The question got DeChristopher thinking as he went to protest the eleventh hour auction in the final weeks of the Bush administration. When asked if he was there to bid, DeChristopher said yes. He became Bidder 70 and went on to win 14 parcels comprised of 22,500 acres for $1.8 million. His bogus bidding caused auction’s results to be canceled by the incoming Obama administration.
But the incident and the exam question raise an important, but largely neglected, question in the saga of Tim DeChristopher: Who should be able to bid for leases on federal land?
Yesterday, a federal jury found DeChristopher guilty of disrupting a federal auction and making false statements on federal forms. DeChristopher and his supporters framed his defense in terms of ending an “illegitimate” auction and fighting climate change. Little has been said, however, about whether environmental groups ought to be able to participate in an open lease auction.
Under current federal leasing rules, leases cannot be held by environmental groups for non-consumptive use. In other words, even if Tim DeChristopher had the money, current rules require leaseholders to develop their parcels, precluding any environmental group from holding them for recreational use or habitat protection. Politically powerful oil, timber, and grazing interests have kept the bidding process free of competition from environmentalists and, in many cases, below market value.
Could environmental groups afford to compete? Consider some of the allotments DeChristopher won. One of the first was a parcel near Moab for $2.25 per acre, or $500 total. Another was reportedly for $77. Others were much higher, reaching as much as $170 per acre. Less than a month after the auction, DeChristopher received more than $100,000 in donations. This was enough to cover the initial down payment on the leases. But the BLM would not accept it.

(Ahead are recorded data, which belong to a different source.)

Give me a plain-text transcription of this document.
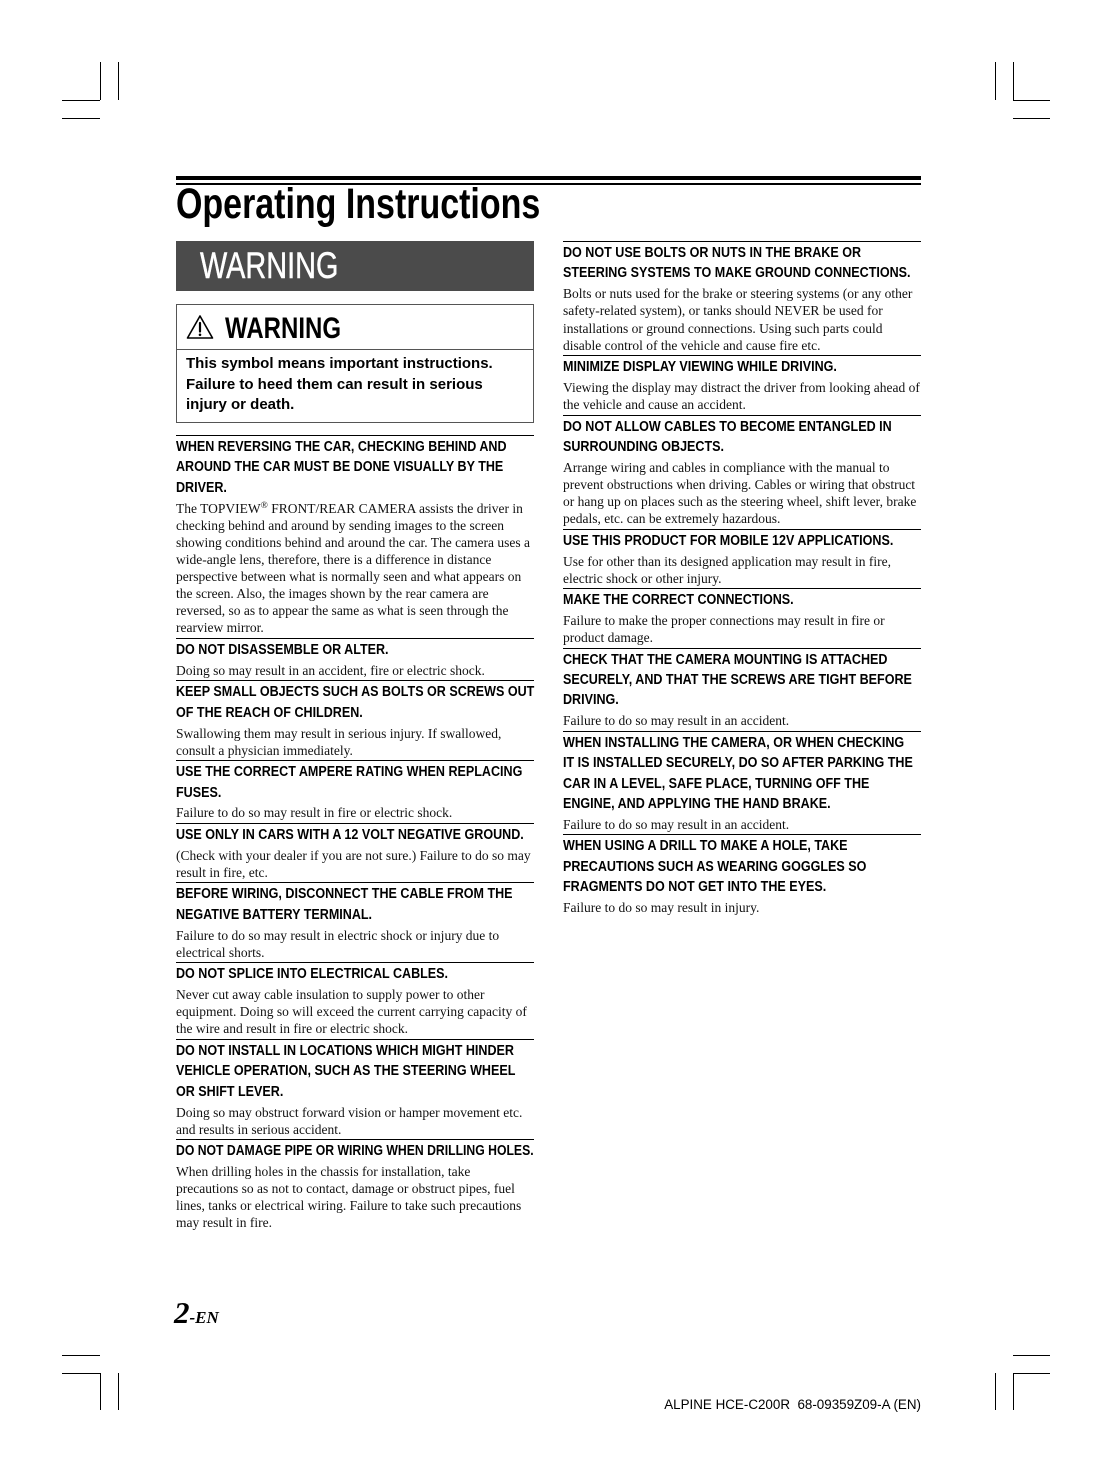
Operating Instructions
WARNING
WARNING
This symbol means important instructions.
Failure to heed them can result in serious
injury or death.
WHEN REVERSING THE CAR, CHECKING BEHIND AND
AROUND THE CAR MUST BE DONE VISUALLY BY THE
DRIVER.
The TOPVIEW® FRONT/REAR CAMERA assists the driver in
checking behind and around by sending images to the screen
showing conditions behind and around the car. The camera uses a
wide-angle lens, therefore, there is a difference in distance
perspective between what is normally seen and what appears on
the screen. Also, the images shown by the rear camera are
reversed, so as to appear the same as what is seen through the
rearview mirror.
DO NOT DISASSEMBLE OR ALTER.
Doing so may result in an accident, fire or electric shock.
KEEP SMALL OBJECTS SUCH AS BOLTS OR SCREWS OUT
OF THE REACH OF CHILDREN.
Swallowing them may result in serious injury. If swallowed,
consult a physician immediately.
USE THE CORRECT AMPERE RATING WHEN REPLACING
FUSES.
Failure to do so may result in fire or electric shock.
USE ONLY IN CARS WITH A 12 VOLT NEGATIVE GROUND.
(Check with your dealer if you are not sure.) Failure to do so may
result in fire, etc.
BEFORE WIRING, DISCONNECT THE CABLE FROM THE
NEGATIVE BATTERY TERMINAL.
Failure to do so may result in electric shock or injury due to
electrical shorts.
DO NOT SPLICE INTO ELECTRICAL CABLES.
Never cut away cable insulation to supply power to other
equipment. Doing so will exceed the current carrying capacity of
the wire and result in fire or electric shock.
DO NOT INSTALL IN LOCATIONS WHICH MIGHT HINDER
VEHICLE OPERATION, SUCH AS THE STEERING WHEEL
OR SHIFT LEVER.
Doing so may obstruct forward vision or hamper movement etc.
and results in serious accident.
DO NOT DAMAGE PIPE OR WIRING WHEN DRILLING HOLES.
When drilling holes in the chassis for installation, take
precautions so as not to contact, damage or obstruct pipes, fuel
lines, tanks or electrical wiring. Failure to take such precautions
may result in fire.
DO NOT USE BOLTS OR NUTS IN THE BRAKE OR
STEERING SYSTEMS TO MAKE GROUND CONNECTIONS.
Bolts or nuts used for the brake or steering systems (or any other
safety-related system), or tanks should NEVER be used for
installations or ground connections. Using such parts could
disable control of the vehicle and cause fire etc.
MINIMIZE DISPLAY VIEWING WHILE DRIVING.
Viewing the display may distract the driver from looking ahead of
the vehicle and cause an accident.
DO NOT ALLOW CABLES TO BECOME ENTANGLED IN
SURROUNDING OBJECTS.
Arrange wiring and cables in compliance with the manual to
prevent obstructions when driving. Cables or wiring that obstruct
or hang up on places such as the steering wheel, shift lever, brake
pedals, etc. can be extremely hazardous.
USE THIS PRODUCT FOR MOBILE 12V APPLICATIONS.
Use for other than its designed application may result in fire,
electric shock or other injury.
MAKE THE CORRECT CONNECTIONS.
Failure to make the proper connections may result in fire or
product damage.
CHECK THAT THE CAMERA MOUNTING IS ATTACHED
SECURELY, AND THAT THE SCREWS ARE TIGHT BEFORE
DRIVING.
Failure to do so may result in an accident.
WHEN INSTALLING THE CAMERA, OR WHEN CHECKING
IT IS INSTALLED SECURELY, DO SO AFTER PARKING THE
CAR IN A LEVEL, SAFE PLACE, TURNING OFF THE
ENGINE, AND APPLYING THE HAND BRAKE.
Failure to do so may result in an accident.
WHEN USING A DRILL TO MAKE A HOLE, TAKE
PRECAUTIONS SUCH AS WEARING GOGGLES SO
FRAGMENTS DO NOT GET INTO THE EYES.
Failure to do so may result in injury.
2-EN
ALPINE HCE-C200R  68-09359Z09-A (EN)
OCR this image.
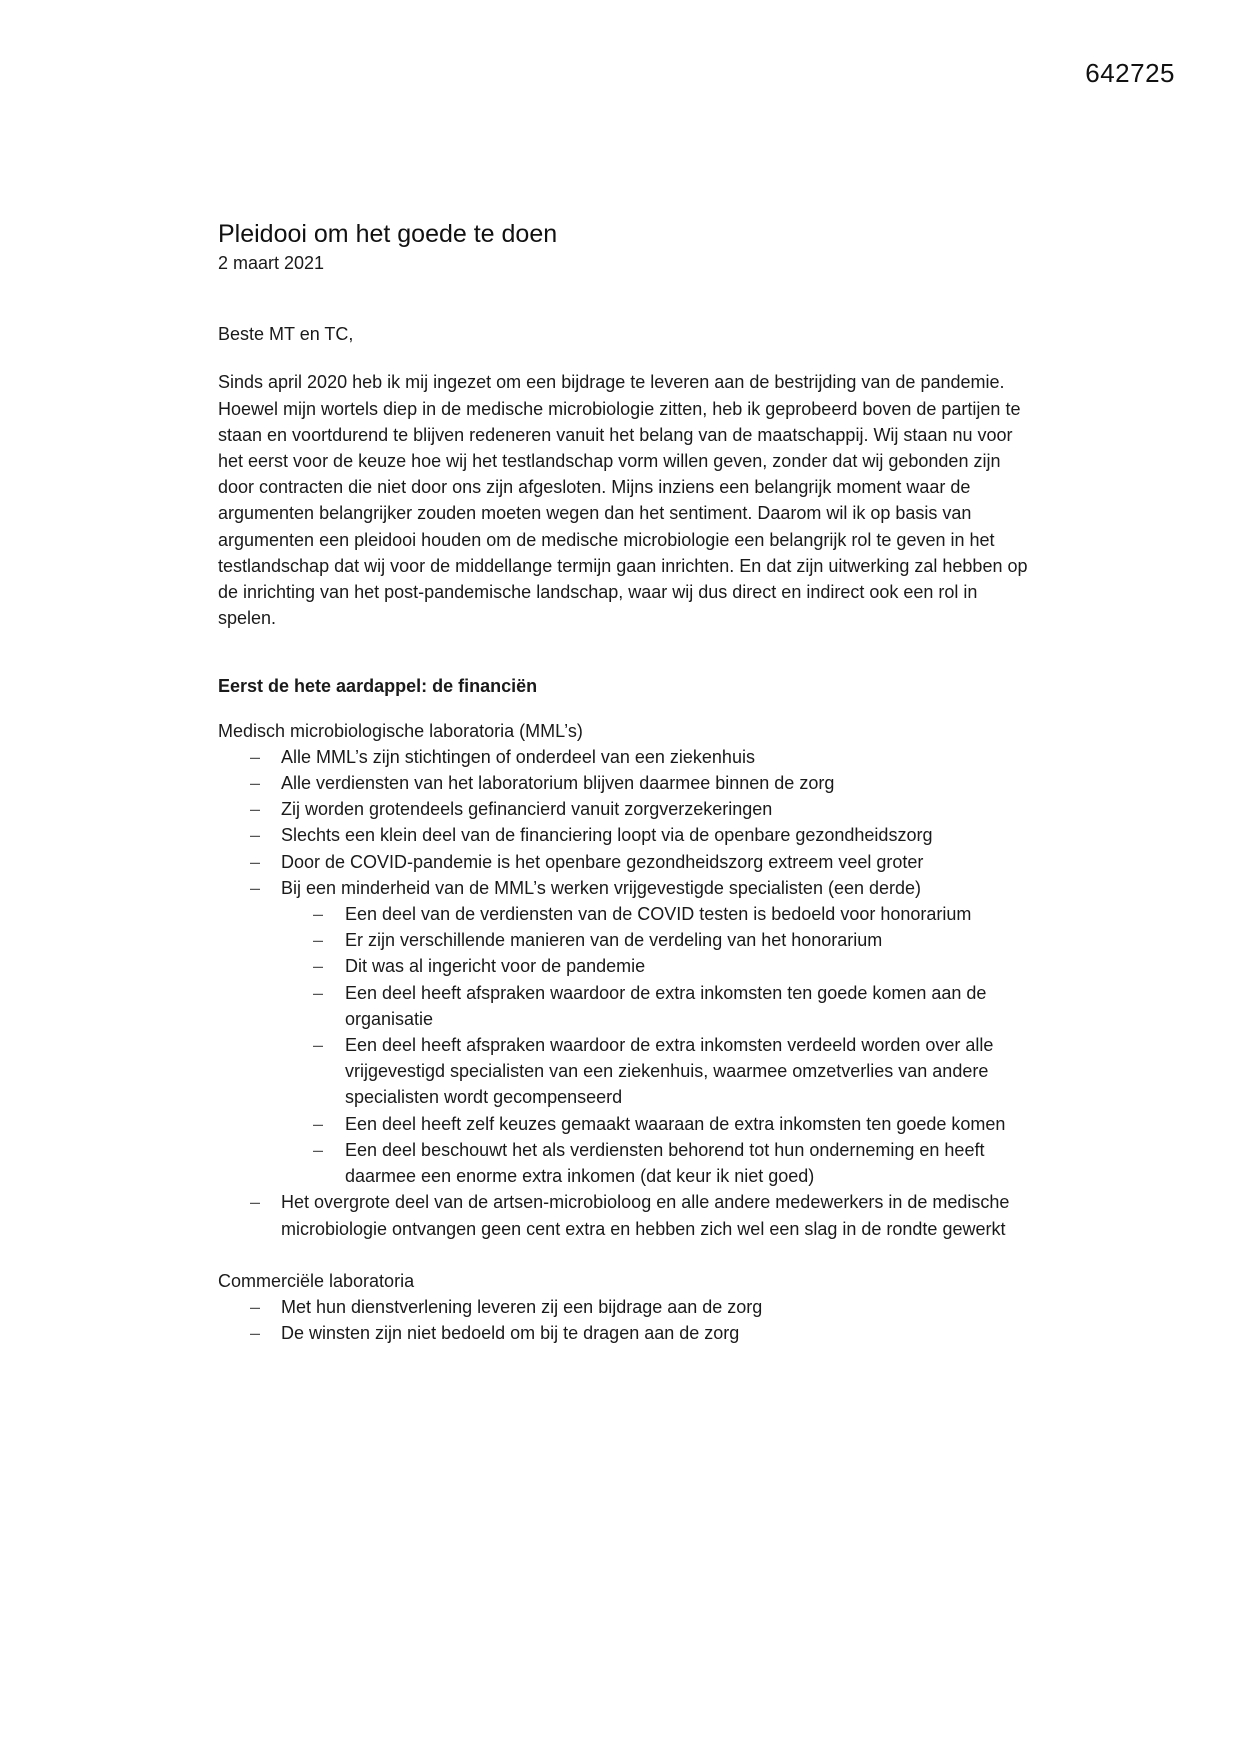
642725
Pleidooi om het goede te doen

2 maart 2021

Beste MT en TC,

Sinds april 2020 heb ik mij ingezet om een bijdrage te leveren aan de bestrijding van de pandemie. Hoewel mijn wortels diep in de medische microbiologie zitten, heb ik geprobeerd boven de partijen te staan en voortdurend te blijven redeneren vanuit het belang van de maatschappij. Wij staan nu voor het eerst voor de keuze hoe wij het testlandschap vorm willen geven, zonder dat wij gebonden zijn door contracten die niet door ons zijn afgesloten. Mijns inziens een belangrijk moment waar de argumenten belangrijker zouden moeten wegen dan het sentiment. Daarom wil ik op basis van argumenten een pleidooi houden om de medische microbiologie een belangrijk rol te geven in het testlandschap dat wij voor de middellange termijn gaan inrichten. En dat zijn uitwerking zal hebben op de inrichting van het post-pandemische landschap, waar wij dus direct en indirect ook een rol in spelen.

Eerst de hete aardappel: de financiën

Medisch microbiologische laboratoria (MML’s)

– Alle MML’s zijn stichtingen of onderdeel van een ziekenhuis
– Alle verdiensten van het laboratorium blijven daarmee binnen de zorg
– Zij worden grotendeels gefinancierd vanuit zorgverzekeringen
– Slechts een klein deel van de financiering loopt via de openbare gezondheidszorg
– Door de COVID-pandemie is het openbare gezondheidszorg extreem veel groter
– Bij een minderheid van de MML’s werken vrijgevestigde specialisten (een derde)
– Een deel van de verdiensten van de COVID testen is bedoeld voor honorarium
– Er zijn verschillende manieren van de verdeling van het honorarium
– Dit was al ingericht voor de pandemie
– Een deel heeft afspraken waardoor de extra inkomsten ten goede komen aan de organisatie
– Een deel heeft afspraken waardoor de extra inkomsten verdeeld worden over alle vrijgevestigd specialisten van een ziekenhuis, waarmee omzetverlies van andere specialisten wordt gecompenseerd
– Een deel heeft zelf keuzes gemaakt waaraan de extra inkomsten ten goede komen
– Een deel beschouwt het als verdiensten behorend tot hun onderneming en heeft daarmee een enorme extra inkomen (dat keur ik niet goed)
– Het overgrote deel van de artsen-microbioloog en alle andere medewerkers in de medische microbiologie ontvangen geen cent extra en hebben zich wel een slag in de rondte gewerkt

Commerciële laboratoria

– Met hun dienstverlening leveren zij een bijdrage aan de zorg
– De winsten zijn niet bedoeld om bij te dragen aan de zorg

As I described in PERC Reports last year, open lease auctions have the potential to reduce much of the acrimony surrounding energy leasing on public lands. It would force bidders to consider the tradeoffs associated with other land uses and gives environmental groups an alternative to lobbying, litigation, and political jockeying to preserve important swaths of federal land. In effect, open auctions would lower the transaction costs of cooperation between environmentalists and oil companies—two groups that are almost perpetually at odds with one another.